Written by Michael Larabel in Processors on 7 July 2019. Page 3 of 11. 100 Comments

As for the performance of the Ryzen 7 3700X and Ryzen 9 3900X, it's quite good on Ubuntu 19.04 with my testing done using the Linux 5.2 Git kernel and also having upgraded to the GCC 9.1 compiler in order to have support for "znver2" (Zen 2) support with the initial optimizations in place there. The Ryzen 7 3700X and Ryzen 9 3900X were tested from the MSI MEG X570 GODLIKE and ASUS ROG CROSSHAIR VII HERO with 2 x 8GB DDR4-3600 memory, Corsair Force MP600 NVMe SSD, and Sapphire RX 590 (a gaming-focused article is forthcoming, for this article are not graphics tests).

All systems were running Linux 5.2 Git with GCC 9.1 and CFLAGS/CXXFLAGS set to "-O3 -march=native" for all source-built tests. In addition to the Ryzen 7 3700X and Ryzen 9 3900X, other processors tested in time included the Core i3 8100, Core i5 7600K, Core i5 8400, Core i5 9400F, Core i7 8700K, Core i9 7960X, and Core i9 9900K on the Intel side. AMD processors tested in time were the Ryzen 3 1300X, Ryzen 3 2200G, Ryzen 5 2400G, Ryzen 7 2700, Ryzen 7 2700X, Ryzen 7 3700X, Ryzen 9 3900X, Threadripper 2920X, Threadripper 2950X, and Threadripper 2990WX.

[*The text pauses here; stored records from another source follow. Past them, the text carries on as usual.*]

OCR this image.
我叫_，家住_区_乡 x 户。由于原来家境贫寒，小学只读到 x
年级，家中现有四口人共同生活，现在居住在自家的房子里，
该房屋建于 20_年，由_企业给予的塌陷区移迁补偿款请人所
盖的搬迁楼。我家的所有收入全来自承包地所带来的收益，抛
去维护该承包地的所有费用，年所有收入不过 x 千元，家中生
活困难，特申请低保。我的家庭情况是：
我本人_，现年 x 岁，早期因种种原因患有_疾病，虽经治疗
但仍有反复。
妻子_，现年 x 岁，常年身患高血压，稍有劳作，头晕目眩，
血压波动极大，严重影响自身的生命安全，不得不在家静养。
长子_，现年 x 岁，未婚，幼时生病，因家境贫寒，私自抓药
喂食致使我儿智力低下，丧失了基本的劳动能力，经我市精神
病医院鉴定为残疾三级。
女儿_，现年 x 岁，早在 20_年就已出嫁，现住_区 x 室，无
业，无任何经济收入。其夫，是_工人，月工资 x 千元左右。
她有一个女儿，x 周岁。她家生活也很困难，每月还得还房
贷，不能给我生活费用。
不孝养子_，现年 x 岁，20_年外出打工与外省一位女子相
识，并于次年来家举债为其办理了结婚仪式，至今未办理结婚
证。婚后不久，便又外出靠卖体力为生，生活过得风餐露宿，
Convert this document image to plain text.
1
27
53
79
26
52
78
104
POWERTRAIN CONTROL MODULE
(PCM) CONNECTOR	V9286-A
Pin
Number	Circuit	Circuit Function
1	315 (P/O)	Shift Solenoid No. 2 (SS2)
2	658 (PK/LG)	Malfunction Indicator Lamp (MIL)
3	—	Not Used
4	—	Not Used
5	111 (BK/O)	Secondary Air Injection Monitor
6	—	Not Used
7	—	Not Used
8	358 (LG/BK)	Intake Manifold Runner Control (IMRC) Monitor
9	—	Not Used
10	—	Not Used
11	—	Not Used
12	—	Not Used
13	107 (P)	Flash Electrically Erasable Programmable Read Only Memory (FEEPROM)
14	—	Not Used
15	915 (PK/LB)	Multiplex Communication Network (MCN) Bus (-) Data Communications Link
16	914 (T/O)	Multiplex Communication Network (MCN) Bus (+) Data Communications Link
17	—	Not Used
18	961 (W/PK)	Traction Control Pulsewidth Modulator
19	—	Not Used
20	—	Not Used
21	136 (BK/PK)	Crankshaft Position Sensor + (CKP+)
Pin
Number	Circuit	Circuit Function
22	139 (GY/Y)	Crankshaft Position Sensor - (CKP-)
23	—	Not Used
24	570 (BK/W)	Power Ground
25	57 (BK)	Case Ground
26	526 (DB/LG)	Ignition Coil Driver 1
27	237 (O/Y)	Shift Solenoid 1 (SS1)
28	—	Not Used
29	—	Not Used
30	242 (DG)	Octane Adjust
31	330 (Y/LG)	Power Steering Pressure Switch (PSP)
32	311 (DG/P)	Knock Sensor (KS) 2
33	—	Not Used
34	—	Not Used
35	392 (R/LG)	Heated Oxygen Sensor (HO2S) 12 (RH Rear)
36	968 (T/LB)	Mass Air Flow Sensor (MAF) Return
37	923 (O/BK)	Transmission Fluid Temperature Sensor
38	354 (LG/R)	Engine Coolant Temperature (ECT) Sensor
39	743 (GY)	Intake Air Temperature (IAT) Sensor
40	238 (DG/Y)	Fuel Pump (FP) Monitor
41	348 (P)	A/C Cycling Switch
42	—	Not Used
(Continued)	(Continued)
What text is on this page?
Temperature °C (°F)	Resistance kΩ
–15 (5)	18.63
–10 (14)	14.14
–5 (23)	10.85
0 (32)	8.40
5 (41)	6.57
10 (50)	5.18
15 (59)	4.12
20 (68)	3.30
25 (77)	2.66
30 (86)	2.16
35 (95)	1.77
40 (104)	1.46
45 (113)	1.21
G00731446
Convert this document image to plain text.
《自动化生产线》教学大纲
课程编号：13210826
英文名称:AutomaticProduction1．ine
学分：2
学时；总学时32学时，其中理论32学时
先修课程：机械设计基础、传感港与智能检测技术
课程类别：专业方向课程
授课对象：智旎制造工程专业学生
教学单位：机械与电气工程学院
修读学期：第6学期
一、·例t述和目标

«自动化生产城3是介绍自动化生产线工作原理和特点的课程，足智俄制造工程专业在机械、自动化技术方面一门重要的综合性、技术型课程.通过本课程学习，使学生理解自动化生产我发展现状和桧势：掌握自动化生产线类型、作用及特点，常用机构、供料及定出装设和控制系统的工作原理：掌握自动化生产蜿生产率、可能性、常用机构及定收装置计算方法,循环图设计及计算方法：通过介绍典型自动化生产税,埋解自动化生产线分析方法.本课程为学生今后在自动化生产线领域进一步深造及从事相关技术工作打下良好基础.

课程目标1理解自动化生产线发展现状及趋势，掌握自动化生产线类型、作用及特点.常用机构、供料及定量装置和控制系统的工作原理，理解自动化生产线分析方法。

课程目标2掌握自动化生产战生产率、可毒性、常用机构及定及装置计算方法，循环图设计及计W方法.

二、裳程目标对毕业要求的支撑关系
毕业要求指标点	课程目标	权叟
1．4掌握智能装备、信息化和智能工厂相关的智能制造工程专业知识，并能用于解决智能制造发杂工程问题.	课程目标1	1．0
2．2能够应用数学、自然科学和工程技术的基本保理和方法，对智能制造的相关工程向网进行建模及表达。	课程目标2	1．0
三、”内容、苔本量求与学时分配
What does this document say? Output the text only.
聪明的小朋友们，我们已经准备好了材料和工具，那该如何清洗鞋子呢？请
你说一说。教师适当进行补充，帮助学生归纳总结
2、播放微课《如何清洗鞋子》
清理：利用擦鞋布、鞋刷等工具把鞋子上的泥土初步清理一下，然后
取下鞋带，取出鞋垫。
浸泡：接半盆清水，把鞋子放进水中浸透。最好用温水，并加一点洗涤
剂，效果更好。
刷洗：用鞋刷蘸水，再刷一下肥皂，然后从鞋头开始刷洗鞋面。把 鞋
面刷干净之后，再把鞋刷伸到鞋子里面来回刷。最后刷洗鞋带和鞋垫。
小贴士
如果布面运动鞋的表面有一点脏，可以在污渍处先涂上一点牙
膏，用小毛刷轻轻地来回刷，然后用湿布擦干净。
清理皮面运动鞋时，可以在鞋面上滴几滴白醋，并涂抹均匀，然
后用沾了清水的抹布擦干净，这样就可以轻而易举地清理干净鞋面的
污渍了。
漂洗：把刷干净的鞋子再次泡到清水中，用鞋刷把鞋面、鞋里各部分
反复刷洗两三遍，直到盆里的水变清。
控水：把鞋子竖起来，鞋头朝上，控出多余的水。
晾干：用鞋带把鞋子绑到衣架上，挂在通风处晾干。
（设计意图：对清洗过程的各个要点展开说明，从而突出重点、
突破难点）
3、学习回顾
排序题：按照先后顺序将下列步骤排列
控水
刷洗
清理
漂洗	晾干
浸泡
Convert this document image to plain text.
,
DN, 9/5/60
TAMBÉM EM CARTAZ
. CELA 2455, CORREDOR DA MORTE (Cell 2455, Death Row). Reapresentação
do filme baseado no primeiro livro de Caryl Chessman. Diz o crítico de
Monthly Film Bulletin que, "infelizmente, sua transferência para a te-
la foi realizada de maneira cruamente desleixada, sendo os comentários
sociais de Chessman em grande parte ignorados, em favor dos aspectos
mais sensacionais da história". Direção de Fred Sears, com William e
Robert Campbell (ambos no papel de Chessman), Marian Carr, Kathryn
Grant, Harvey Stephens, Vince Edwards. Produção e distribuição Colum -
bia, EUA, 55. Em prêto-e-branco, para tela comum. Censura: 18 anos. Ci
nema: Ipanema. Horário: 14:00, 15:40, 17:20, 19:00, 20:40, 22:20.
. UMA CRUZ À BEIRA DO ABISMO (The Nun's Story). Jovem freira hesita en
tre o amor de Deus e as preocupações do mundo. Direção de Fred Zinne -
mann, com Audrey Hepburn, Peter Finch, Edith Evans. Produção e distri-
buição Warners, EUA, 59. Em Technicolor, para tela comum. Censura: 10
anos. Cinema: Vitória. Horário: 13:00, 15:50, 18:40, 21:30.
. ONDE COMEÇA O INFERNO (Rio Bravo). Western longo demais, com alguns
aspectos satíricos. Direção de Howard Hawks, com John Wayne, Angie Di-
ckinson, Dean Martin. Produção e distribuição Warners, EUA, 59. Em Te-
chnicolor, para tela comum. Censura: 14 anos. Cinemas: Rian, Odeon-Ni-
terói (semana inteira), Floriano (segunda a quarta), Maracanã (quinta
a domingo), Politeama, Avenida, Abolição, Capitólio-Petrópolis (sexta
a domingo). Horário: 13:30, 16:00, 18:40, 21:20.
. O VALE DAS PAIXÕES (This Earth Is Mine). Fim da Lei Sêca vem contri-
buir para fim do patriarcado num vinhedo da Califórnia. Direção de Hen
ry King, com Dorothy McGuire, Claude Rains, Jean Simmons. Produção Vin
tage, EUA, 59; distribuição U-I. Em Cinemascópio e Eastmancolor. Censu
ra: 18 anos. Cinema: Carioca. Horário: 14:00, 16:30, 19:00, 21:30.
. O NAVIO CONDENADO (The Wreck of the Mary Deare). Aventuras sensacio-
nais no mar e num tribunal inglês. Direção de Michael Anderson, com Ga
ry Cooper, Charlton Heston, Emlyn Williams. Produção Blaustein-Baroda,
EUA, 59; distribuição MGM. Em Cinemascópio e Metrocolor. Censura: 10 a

Via the Phoronix Test Suite a wide range of Linux CPU benchmarks were carried out. Due to much time involved analyzing the Linux issue (as well as also prepping for the Radeon RX 5700 series launch), this articled is just looking at the raw performance of these new processors on Ubuntu 18.04 LTS while follow-up articles will be looking at the thermal/power, Linux gaming performance, and other areas. All processors were tested with their default mitigations.